The ABC believes that a full range of social media platforms and, potentially, non-professional news sources needs to be included in a proposed framework to measure Australian media diversity if there is to be a true picture of Australian news consumption today and in the future.

In one of the 23 submissions made in response to the Australian Communications and Media Authority (ACMA) proposed framework to measure media diversity, the ABC said the current proposal would be an effective tool to measure traditional media – TV, radio and print. 

But this would not accurately reflect the move away, especially by younger audiences, to online, social and emerging media platforms and the influence of non-professional news sources. 

While the ACMA paper proposes to include Facebook, Twitter, and YouTube, the ABC said that its internal research and the University of Canberra's Digital News Report show that the frequent use by people of different ages and backgrounds of lnstagram, TikTok and Reddit means these should also be included. The ABC also suggested including streaming and broadcast-video-on-demand (BVOD) services. 
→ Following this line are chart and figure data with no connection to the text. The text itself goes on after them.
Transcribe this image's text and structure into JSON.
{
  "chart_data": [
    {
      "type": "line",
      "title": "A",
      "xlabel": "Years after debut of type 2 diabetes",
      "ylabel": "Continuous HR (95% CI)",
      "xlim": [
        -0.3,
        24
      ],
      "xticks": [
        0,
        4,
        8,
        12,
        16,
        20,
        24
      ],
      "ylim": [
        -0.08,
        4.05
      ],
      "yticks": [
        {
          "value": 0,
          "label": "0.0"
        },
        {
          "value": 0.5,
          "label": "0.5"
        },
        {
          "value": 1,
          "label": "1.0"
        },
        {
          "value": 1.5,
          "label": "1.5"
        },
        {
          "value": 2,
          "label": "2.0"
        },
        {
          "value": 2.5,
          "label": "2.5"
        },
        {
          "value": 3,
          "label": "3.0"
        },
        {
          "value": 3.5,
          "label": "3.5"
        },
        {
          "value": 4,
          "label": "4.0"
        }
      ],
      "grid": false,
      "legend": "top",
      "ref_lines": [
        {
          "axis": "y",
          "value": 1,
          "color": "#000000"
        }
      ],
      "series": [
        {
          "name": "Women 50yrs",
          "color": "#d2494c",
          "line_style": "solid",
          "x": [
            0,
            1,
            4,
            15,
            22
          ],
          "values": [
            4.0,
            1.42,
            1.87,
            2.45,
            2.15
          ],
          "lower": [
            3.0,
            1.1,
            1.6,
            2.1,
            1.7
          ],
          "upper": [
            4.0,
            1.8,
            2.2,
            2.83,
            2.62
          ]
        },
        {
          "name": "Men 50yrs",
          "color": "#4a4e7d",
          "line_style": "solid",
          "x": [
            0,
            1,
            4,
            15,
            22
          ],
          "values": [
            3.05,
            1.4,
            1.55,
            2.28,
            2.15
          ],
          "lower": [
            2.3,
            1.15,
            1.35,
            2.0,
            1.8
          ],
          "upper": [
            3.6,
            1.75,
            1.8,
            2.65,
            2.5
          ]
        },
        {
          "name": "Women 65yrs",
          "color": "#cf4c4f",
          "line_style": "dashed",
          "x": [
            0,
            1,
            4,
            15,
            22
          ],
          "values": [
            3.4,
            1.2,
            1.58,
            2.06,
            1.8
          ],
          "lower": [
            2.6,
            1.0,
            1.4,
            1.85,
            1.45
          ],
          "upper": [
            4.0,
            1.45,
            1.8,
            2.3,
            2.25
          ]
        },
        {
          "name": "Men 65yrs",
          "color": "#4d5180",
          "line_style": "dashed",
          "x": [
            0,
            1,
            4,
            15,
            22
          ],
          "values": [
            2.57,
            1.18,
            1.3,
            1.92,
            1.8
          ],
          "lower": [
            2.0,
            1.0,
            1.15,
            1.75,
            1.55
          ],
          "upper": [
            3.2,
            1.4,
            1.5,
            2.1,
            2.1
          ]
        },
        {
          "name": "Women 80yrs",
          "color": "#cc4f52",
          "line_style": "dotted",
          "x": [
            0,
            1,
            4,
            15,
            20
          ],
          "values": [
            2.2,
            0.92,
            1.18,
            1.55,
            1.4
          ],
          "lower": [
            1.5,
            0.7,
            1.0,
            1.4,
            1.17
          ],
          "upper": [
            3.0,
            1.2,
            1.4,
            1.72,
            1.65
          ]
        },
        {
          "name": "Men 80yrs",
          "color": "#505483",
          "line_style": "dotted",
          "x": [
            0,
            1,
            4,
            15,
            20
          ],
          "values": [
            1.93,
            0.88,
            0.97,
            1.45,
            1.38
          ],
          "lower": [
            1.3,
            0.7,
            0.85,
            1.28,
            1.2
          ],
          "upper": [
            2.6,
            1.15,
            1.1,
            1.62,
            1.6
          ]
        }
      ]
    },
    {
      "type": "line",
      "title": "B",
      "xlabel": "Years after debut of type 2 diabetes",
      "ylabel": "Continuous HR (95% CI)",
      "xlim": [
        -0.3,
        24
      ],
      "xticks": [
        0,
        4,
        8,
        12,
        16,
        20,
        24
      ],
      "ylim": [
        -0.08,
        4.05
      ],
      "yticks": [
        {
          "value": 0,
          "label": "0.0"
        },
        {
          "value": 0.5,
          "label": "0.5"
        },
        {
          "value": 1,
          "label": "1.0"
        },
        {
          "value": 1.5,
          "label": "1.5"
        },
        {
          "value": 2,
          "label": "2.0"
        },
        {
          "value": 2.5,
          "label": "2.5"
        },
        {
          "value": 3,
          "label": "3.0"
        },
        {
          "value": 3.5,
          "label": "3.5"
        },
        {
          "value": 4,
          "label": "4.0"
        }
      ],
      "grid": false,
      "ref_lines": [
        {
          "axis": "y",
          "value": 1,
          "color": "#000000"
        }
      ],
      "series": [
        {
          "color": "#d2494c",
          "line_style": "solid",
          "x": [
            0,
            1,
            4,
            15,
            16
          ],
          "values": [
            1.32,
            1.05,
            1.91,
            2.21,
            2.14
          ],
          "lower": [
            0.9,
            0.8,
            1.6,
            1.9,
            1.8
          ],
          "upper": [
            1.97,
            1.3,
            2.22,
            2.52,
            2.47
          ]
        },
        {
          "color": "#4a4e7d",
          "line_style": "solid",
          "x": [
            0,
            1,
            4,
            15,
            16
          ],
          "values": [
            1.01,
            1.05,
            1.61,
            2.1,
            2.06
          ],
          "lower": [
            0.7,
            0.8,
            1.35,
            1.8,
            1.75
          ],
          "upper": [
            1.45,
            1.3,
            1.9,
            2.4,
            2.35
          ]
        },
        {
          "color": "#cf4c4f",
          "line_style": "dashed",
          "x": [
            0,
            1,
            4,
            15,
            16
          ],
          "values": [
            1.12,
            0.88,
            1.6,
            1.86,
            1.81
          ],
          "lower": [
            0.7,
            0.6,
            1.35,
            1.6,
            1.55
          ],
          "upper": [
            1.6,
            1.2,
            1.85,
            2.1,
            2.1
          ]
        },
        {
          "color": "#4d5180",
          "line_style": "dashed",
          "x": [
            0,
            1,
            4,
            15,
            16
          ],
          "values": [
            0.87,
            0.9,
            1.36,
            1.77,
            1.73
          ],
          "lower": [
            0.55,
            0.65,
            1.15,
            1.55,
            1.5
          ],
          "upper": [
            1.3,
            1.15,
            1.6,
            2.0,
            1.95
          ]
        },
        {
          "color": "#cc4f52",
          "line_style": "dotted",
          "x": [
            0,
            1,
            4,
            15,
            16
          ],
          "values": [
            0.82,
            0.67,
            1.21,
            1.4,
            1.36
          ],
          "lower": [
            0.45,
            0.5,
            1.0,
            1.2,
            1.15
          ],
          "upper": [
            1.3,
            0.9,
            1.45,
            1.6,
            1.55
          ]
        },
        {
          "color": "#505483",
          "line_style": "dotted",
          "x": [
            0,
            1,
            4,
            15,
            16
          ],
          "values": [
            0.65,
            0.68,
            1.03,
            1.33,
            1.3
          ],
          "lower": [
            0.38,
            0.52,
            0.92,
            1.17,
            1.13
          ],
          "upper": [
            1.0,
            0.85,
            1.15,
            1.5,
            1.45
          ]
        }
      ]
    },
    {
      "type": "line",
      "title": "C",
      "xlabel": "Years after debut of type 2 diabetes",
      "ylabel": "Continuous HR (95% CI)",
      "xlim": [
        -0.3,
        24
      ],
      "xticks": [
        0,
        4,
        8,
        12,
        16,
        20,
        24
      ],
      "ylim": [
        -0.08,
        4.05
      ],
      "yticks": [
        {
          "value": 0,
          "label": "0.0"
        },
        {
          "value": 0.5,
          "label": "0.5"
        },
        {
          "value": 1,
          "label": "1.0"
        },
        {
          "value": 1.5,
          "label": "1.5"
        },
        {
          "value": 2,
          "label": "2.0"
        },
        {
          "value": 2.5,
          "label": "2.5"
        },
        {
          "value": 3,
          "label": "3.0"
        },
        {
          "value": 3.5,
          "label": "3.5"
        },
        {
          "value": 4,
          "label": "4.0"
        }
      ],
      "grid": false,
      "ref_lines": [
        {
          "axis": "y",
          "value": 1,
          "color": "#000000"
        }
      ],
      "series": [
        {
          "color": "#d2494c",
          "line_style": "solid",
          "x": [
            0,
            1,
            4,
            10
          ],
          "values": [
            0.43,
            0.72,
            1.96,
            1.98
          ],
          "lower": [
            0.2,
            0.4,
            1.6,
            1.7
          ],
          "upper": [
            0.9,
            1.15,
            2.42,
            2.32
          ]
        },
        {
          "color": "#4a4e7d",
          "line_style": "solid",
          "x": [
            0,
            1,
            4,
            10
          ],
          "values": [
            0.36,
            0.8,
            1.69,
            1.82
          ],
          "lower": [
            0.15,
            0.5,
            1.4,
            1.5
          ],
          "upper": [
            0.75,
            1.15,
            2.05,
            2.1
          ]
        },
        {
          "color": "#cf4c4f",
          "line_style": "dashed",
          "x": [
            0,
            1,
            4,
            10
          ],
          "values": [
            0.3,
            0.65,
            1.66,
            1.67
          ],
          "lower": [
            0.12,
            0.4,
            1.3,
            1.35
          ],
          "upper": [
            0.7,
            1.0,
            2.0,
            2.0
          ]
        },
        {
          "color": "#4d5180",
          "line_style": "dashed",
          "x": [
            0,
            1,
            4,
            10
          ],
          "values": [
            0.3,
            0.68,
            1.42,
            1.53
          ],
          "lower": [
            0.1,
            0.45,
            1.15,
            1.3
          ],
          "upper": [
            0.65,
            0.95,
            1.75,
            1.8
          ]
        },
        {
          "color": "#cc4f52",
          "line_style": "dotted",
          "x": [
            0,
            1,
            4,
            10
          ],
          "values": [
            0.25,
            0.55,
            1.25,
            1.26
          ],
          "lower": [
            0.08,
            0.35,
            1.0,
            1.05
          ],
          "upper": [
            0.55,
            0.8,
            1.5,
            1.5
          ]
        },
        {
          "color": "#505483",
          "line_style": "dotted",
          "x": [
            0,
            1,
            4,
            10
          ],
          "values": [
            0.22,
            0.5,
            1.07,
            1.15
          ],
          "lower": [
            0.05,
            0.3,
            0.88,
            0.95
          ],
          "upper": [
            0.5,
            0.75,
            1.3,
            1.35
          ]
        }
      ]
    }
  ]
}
In its submission, the ABC also called for:

  • Regular updating of the list of platforms to reflect changing media consumption habits

  • Inclusion of Australian and international non-English-language news outlets to avoid the risk of excluding consumption by migrant and linguistically diverse communities

  • Allowing respondents to provide information on “`other'” ways they consuming news such as blogs, opinion pieces, online forums and the social-media content of non-professional media outlets.

Non-professional sources risky, but reality

The ABC acknowledged in its submission the risks relating to including “independent, hyperlocal or non-professional” news sources, including the potential to legitimize questionable and extreme non-professional news outlets. However, the broadcaster warned that not including these would mean a less accurate picture of news consumption.

Including them, the ABC said, could also assist ACMA to capture and better understand the level that “questionable and unethical” news reporting proliferates the Australian news market.

The ABC said if the framework was only intended to map available news sources for policy purposes, then only professional news sources should be included. However, if it wanted to map the diversity of information sources informing Australians about local and national issues – and to better understand the impact of issues such as misinformation and disinformation – non-professional sources such as influencers should be included as a second-tier source and listed as ‘alternative news sources’ for clarity.  

ACMA is now considering all feedback and is planning to provide information on finalising and implementing the news measurement framework later this year.